Having a Bahamas Wedding? Here are Some Tips on Destination Wedding Etiquette
If you have never been to a destination wedding, you are missing out! They combine the best of both worlds and usually involve warm sunshine, good friends, and vacation time away from home. But, most people avoid destination weddings because they aren’t quite sure how they work. Let’s take a look at some of the etiquette related to destination weddings and answer your most pressing questions.
Q. When should we send our save-the-dates and formal invites?
A. As soon as possible. To have as many people as possible follow you across the country or the globe for your nuptials, advance notice is essential. Save-the-dates can be sent 6 to 8 months in advance of your date, and formal invitations should be sent 2 to 3 months ahead of time. This may seem excessive if your party is small, but too soon is much preferred to too late.
Q. Who should we invite?
A. Those that matter most. The nice thing about destination weddings is that you no longer have the same etiquette-driven obligation to invite family members you never see, coworkers you do not like, or your dad’s poker buddies who call you by the wrong name. Now, you have an excuse. Other than that, you should still plan to invite those who matter most. Sending save-the-dates to the whole, big group and a formal invite to just those who are most likely to come, or express intention to come, is a fabulous way to save cash.
Q. Should we host pre-wedding or post-wedding parties for guests who cannot travel?
A. It would be a nice gesture. You don’t have to do anything you do not want to do. It can be an expense to host showers or post-wedding open houses once you have already paid for a lavish destination wedding. However, this is a great way to ensure that you can celebrate with people who could not make the trip and is a fitting time for guests to give you their gifts so that you do not have to ship them back home from your destination.
Q. Are we required to supply welcome gifts to our guests?
A. Ideally, yes. Your guests have traveled long and far, incurring high expenses on your behalf. While a traditional favor would be a nice way to thank someone for driving ten miles to your banquet hall at home, a more comprehensive gift might be in order abroad. Of course, one way that couples do this is by hosting a dinner or activity, separate of course from the wedding reception, to honor and show appreciation for guests.
Q. What should we expect, in terms of gifts?
A. Less, overall. The fact is, your guests are already taking out great expense of time and money to be present for your wedding. Money may be tight when it comes to offering a sizeable gift. The key here is to be as gracious for the smaller gifts as you would back home. The caveat turns in your favor, however, that guests who cannot make it may offer a more sizable gift of apology. It is not appropriate, however, to send invites to people you know will not go in hopes their gift will be generous.
Q. Is there an appropriate way to say “adults only?”
A. Yes. As is true with at-home weddings, there are some celebrations that are not appropriate or ideal for children. Parents understand this. Instinctively, many parents will opt to leave the little ones at home for a destination wedding trip. To be sure, this can be noted on your wedding website or social media and can be spread through the grapevine by your bridal party. There are more sensitive ways to word the request than “no kids allowed,” such as, “The wedding party requests the company of adults. Children will be welcome at the post-wedding brunch at home on the 18th.” Something of this nature sounds more positive.

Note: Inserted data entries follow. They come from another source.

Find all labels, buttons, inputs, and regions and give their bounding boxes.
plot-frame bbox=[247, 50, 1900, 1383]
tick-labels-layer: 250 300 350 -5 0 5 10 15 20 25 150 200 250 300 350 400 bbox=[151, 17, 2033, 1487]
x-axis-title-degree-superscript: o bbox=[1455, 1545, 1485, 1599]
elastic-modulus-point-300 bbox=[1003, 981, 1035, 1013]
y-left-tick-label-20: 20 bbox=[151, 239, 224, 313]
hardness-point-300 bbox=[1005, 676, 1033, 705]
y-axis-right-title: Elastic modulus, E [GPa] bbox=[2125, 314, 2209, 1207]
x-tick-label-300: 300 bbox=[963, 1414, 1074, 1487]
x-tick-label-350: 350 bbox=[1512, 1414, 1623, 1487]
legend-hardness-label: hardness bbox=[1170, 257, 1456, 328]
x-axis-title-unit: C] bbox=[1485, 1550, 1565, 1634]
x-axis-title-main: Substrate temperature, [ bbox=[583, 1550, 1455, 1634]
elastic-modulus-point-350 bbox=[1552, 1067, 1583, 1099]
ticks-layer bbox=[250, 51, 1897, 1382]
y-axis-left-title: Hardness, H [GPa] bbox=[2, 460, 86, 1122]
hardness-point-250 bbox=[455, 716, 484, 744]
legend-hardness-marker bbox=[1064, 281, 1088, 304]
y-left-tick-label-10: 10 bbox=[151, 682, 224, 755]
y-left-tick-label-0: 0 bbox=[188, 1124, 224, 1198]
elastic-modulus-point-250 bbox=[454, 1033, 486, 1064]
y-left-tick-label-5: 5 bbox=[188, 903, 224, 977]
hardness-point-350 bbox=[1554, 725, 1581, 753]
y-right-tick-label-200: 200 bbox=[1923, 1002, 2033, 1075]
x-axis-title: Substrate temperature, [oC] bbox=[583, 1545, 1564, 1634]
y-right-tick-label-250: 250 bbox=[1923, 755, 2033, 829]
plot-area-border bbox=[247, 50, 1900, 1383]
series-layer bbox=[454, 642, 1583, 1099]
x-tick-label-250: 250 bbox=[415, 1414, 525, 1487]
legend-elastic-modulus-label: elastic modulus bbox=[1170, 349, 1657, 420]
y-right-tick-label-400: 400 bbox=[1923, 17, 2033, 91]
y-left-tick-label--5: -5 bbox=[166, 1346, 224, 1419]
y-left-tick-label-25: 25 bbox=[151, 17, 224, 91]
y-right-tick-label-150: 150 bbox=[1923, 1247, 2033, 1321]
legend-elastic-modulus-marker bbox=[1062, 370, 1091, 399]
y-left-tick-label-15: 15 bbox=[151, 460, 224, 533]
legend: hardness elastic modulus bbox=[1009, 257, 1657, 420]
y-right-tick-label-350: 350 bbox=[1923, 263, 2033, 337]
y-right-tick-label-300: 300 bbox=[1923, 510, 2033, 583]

Q. Should we pay for our guests who cannot afford to come?
A. With caution, only. This happens all the time with destination weddings. For some families, it works. For others, it does not. The rule of thumb is that if the guest is a parent, sibling, or grandparent of the bride or groom, or a chosen wedding party attendant, pitching in on costs is acceptable. If the guest is any more removed than this, it is best not to. The reason is that others who find out will feel less honored that their trips are not being afforded by the wedding party, and in many families, resentment accrues. The best idea for most couples will be to assess circumstances and potential reactions before deciding to pay.
Q. Can we have a cash bar?
A. Not advised. Technically, any bride and groom can do whatever they please. In terms of etiquette this is a major don’t. Cash bars are okay at traditional weddings, though not preferred to a semi-open bar or at least signature cocktail hour. All the same, a destination wedding is a huge hassle for guests, and they should be treated, if at all possible.
Q. What information needs to be provided for guests, and how should we provide it?
A. As much as possible, and it should be provided individually. It is good etiquette to include all of the ins and outs of the travel arrangements, itineraries, costs, phone numbers, regulations, and anything else that might be pertinent to your day, weekend, or weeklong affair. This information should be reproduced on your wedding website, but is most appropriate to send to the guests directly via email or even better, already printed for their convenience.
It is ill-advised to plague social media newsfeeds with this information, as a majority of followers will not be attending. Further, it is not appropriate to send all of the travel documentation in the formal invitation or to anyone who is not a confirmed guest.
Q. Can I have my destination wedding on a weekday?
A. That depends. This largely rests on the circumstances and preferences of your guests. Talk to the people who matter most, and see what works. For most families, this is going to simply mean that even fewer guests can swing it. For other families, this is a better option budget-wise for guests who do come, as hotels and flights are almost unanimously less expensive Monday through Friday.